Bu yurt bizim, bu yurda hep beraber sahip çıkacağız.”
BU İŞLER ÇOCUK OYUNCAĞI DEĞİL!
Eski İçişleri Bakanı Sadettin Tantan’dan Süleyman Soylu’ya görev hatırlatması:
“İhbar varsa gereğini yapın, ‘operasyon yapan diplomat’ ise sınırdışı edin”…
Başkonsolosluklar ihbar üzerine kapandıysa iktidarın görevi bunu ortaya çıkarmak ve sorumluları mahkemeye sevk etmektir.
‘Psikolojik harp’ yapan bir diplomat ise onun sınır dışı edilmesi lazım.
GÜVEN ORTAMI BİTTİ...
Bir siyasetçi yer altı dünyası figürü ile aynı karede poz veriyorsa orada hiçbir bürokrasi çalışamaz.
Ne kolluk güçleri ne de yargı...
Polis teşkilatımız eskiden uluslararası işbirlikleri yapardı.
Şimdi neden yapılmıyor?
Ne yazık ki artık Türkiye'ye karşı bir güven kalmadı.
Türk bayrağı altında ülkeye hizmet ettiğini iddia eden kişiler, kimler için taşeronluk yaptıklarını kendileri açıklıyor.
Anayasal bakımından Türk kimliği bir ırk kimliği değil, ayrıştırıcı bir kimlik hiç değildir!
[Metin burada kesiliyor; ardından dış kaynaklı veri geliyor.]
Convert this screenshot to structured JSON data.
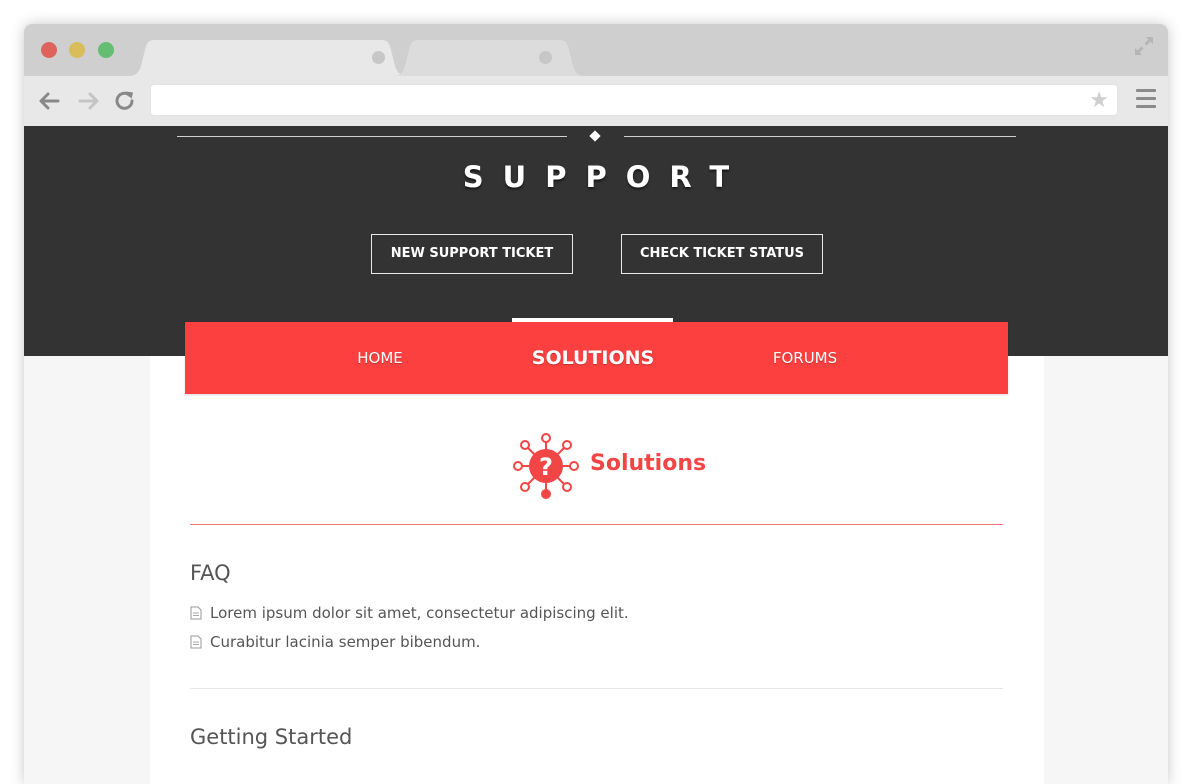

Devletin kimliğini zedeleyen yaklaşımlar bunlar!
Bunların polis olmaları mümkün değil!
“ÇETELERİN YUVASI OLDU”
Türkiye’de İstanbul başta olmak üzere büyükşehirlerin uluslararası organize suç örgütlerinin ‘yuvası’ haline geldiğini söyleyen Tantan, gergin ortamda bu gruplara da dikkat edilmesi gerektiğini sınırdışı edilen çete liderlerinin pasaport değiştirerek Türkiye’ye giriş yapmalarının önüne geçilmesi gerektiğinin de altını çizdi.
YOLSUZLUK EKONOMİSİ
Eski İçişleri Bakanı ve Yurt Partisi Genel Başkanı Sadettin Tantan’ın finaldeki vurgusu son derece önemli.
Bakın ne diyor Tantan?
Ülkemizdeki yolsuzluk ekonomisi ile Türk milleti fakirleştirilirken güya yatırım adı altında ülkemiz ekonomisine katma değeri olmayan bir işlem olarak yabancılara gayrimenkul satışı yoluyla Türk Kimliği itibarsızlaştırılarak önüne gelene vatandaşlık verilmektedir.
Bu nedenle acil olarak Türkiye’de bir güvenlik mimarlığı inşa edilmelidir. Bu güvenlik mimarlığı; özgürlük, bağımsızlık, demokrasi, adalet ve güvenlik zemininde inşa edilmelidir.
Depremin yaralarını sarmak için sadece para toplamak yeterli olmayıp toplumun birlik ve beraberliğini sağlayacak, toplumu kucaklayacak adımların atılması gerekmektedir.